Once the US entered the Second World War the CCC was disbanded and the camp briefly became a staging ground area for engineering troops during the winter of 1940–41, it was then unoccupied during the following winter.

In June 1942 the Battle of Dutch Harbor along with the Japanese occupation of Attu and Kiska signalled the start of the Aleutian Islands Campaign. The native Unangan villagers of the settlements west of Dutch Harbor were evacuated for their safety, however the evacuation was disorganized and the first arrangements for where the evacuees should stay were only made during transit. Ward Lake was chosen as one of these sites and hosted 157 people from the villages of Akutan, Biorka, Kashega, Makushin and Nikolski starting in August 1942, almost three times the intended capacity of the camp.

Conditions at the camp were difficult from the beginning with an unsanitary outhouse, no running water, no telephone and there was a lack of medical help when someone got sick. However, due to their proximity to Ketchikan the villagers were able to travel into the town for work.

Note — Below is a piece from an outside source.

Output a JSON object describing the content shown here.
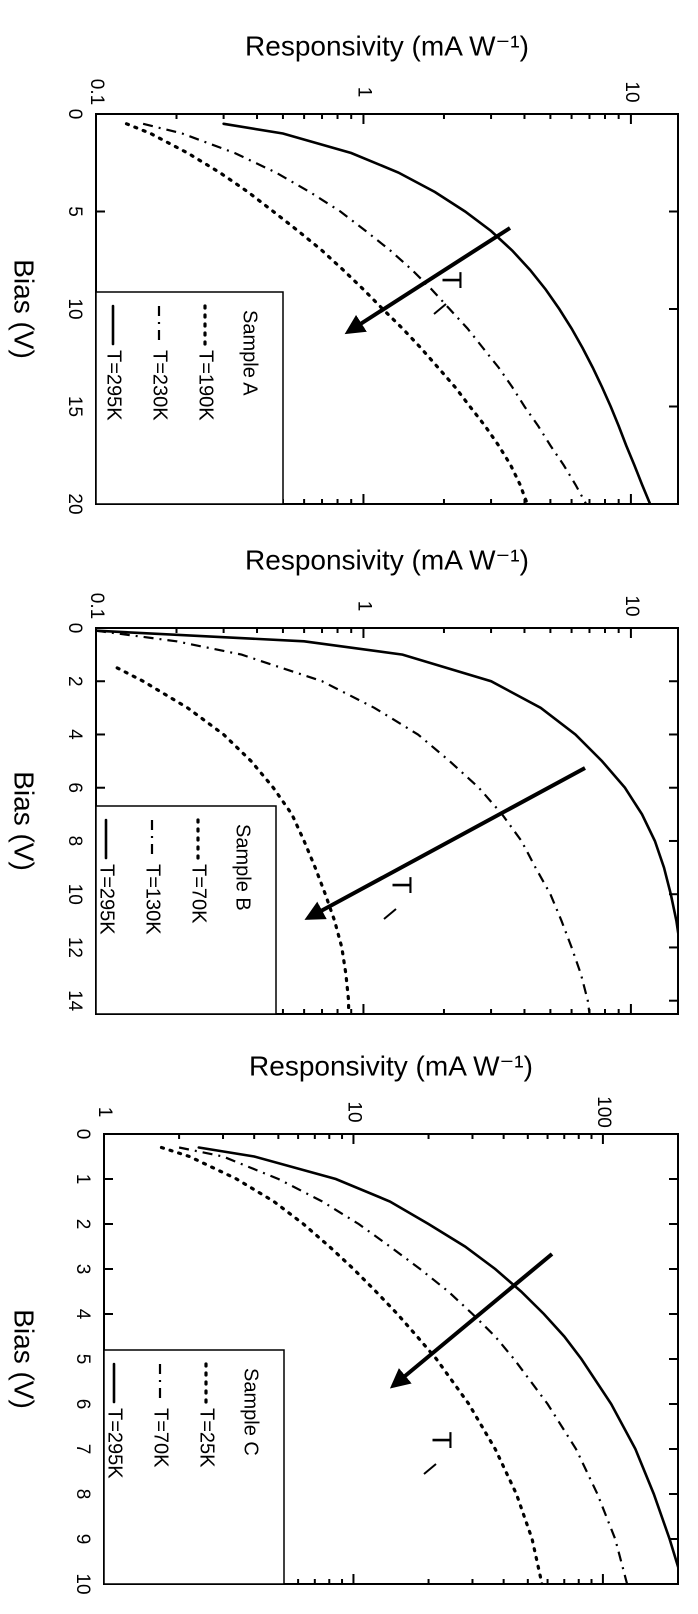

Due to these conditions, Ward Lake was the second deadliest camp, recording 20 deaths among the villagers, including four of the five newborns, mostly from pneumonia and tuberculosis.

Their presence in what was a recreation spot for the people of Ketchikan also caused tensions when they were accused of causing health hazards as the pollution from the camp entered the waterway as the sceptic facilities were being used by more people than they were constructed for.

In May 1944, 46 people from the villages of Biorka, Makushin and Kashega were moved to the Burnett Inlet.

As the war was nearing its end in April 1945 the villagers left Ward Lake to return to the Aleutian Islands.

==Present Day==

Following departure of the Unangans the pollution at the lake was remedied and it returned to being a recreation spot that is still in use to the present day. There is a trail that follows the circumference of the lake's shore.

In 2009 the US Forestry Service erected an information kiosk at the site of the site of the camp explaining the history of the location. Very little remains of the camp, however some features, including two concrete pedestals are still present.